TIP: Hold your chest up to maximize the effect on your glutes.
How to do it:
- Select an appropriate dumbbell set and hold one in each hand with your palms facing in. Place your feet shoulder width apart.
- Take your right leg and step back onto the ball of the foot. Lower your knee until it nearly touches the floor. Make sure that your joints are in a straight line.
- Raise the leg just lowered back to its starting position.
- Repeat with the other leg to complete one rep.
- Repeat until the required number of reps.
Challenging Alternative Exercises to Front Squat
These exercises are more challenging. If you prefer using heavier weights and lower reps then these are the exercises for you! Alternatively, if you have mastered the simpler exercises then move onto these exercises.
5. Zercher Squats
These are perhaps the most difficult of all the squat alternatives. Instead of holding the barbell on your shoulders, you rest it in the crock of the elbow. This gives you a stronger ability to hold the weight and removes the strain on your wrists, whilst keeping the benefits of the squat.

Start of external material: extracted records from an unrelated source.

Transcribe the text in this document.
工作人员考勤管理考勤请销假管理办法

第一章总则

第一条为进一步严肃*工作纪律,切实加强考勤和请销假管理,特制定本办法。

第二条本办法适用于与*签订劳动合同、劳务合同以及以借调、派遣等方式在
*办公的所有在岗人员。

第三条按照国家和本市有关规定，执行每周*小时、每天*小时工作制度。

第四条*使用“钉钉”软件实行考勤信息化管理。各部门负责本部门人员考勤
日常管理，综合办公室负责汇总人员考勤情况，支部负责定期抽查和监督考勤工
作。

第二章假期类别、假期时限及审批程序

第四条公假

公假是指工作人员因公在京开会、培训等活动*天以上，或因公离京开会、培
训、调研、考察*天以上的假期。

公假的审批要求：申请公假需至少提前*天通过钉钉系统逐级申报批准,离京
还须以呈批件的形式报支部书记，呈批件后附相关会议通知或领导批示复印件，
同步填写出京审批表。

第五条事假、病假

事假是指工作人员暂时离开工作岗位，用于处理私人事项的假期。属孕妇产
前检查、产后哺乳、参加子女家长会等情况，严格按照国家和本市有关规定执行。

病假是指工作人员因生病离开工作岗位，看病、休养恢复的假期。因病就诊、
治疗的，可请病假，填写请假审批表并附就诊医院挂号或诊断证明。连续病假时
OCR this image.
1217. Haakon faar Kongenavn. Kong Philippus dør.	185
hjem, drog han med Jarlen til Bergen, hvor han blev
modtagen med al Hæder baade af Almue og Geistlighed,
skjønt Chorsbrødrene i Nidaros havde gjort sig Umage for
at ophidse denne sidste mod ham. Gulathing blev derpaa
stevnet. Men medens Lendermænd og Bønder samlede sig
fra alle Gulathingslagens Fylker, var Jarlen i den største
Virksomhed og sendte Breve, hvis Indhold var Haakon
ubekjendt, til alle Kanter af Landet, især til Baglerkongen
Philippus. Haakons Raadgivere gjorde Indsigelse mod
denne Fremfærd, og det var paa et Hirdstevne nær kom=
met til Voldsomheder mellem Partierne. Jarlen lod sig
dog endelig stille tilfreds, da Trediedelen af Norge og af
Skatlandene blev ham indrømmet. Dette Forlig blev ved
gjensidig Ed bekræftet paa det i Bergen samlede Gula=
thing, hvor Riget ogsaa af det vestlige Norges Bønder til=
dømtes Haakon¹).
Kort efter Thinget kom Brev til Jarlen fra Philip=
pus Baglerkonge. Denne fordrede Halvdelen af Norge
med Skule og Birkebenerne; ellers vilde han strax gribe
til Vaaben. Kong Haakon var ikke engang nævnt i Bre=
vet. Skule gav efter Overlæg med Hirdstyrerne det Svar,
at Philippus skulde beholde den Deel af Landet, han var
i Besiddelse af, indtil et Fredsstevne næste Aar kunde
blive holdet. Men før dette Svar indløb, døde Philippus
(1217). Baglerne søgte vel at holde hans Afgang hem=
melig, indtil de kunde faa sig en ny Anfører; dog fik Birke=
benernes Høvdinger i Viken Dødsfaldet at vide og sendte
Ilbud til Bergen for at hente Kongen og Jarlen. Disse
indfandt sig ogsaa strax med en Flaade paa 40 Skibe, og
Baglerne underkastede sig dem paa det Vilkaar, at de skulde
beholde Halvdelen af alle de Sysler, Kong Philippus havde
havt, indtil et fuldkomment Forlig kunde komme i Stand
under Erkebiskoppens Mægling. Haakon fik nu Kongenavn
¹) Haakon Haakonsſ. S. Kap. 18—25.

TIP: push your knees out whilst you return to your starting position.
How to do it:
- Deadlift the barbell to your thighs and rest it on your
- Rest the bar on your thighs and place your arms underneath the bar. You want the bar to rest on the crease of your elbow.
- Lower yourself in the squat position, paying attention to squeeze your core and push your knees out. When the bar touches your thighs, you have gone low enough.
- Raise yourself to the standing position and then repeat for the required repetitions.
- Once completed, safely rest the bar on your thighs before lowering it to the floor.
6. Bulgarian Split Squat
This emphasizes the quads more as it allows you to go lower than the normal split squat. However, it does require more balance. Again, you can do it with a dumbbell.
TIP: Stepping further from the bench will active your glutes more, whilst having a closer stance will work your quads.
How to do it:
- Place the foot of your desired back leg onto a bench whilst keeping the front foot flat on the ground.
- Lower yourself into a deep lunge where your front leg is at a 90-degree angle and your back knee is nearly touching the floor.
- Raise your leg by pushing through your heels until you are at the standing point.
- Complete all the reps one side before swapping legs.
So, there you have 6 alternatives to the dreaded front squat. Some will be more suitable than others depending on your ability and workout type. Personally, I favor dumbbell squats and backwards lunges as they fit in better with my high-intensity workout style. However, if you prefer to lift heavier weights with lower reps then the more challenging exercises might be for you!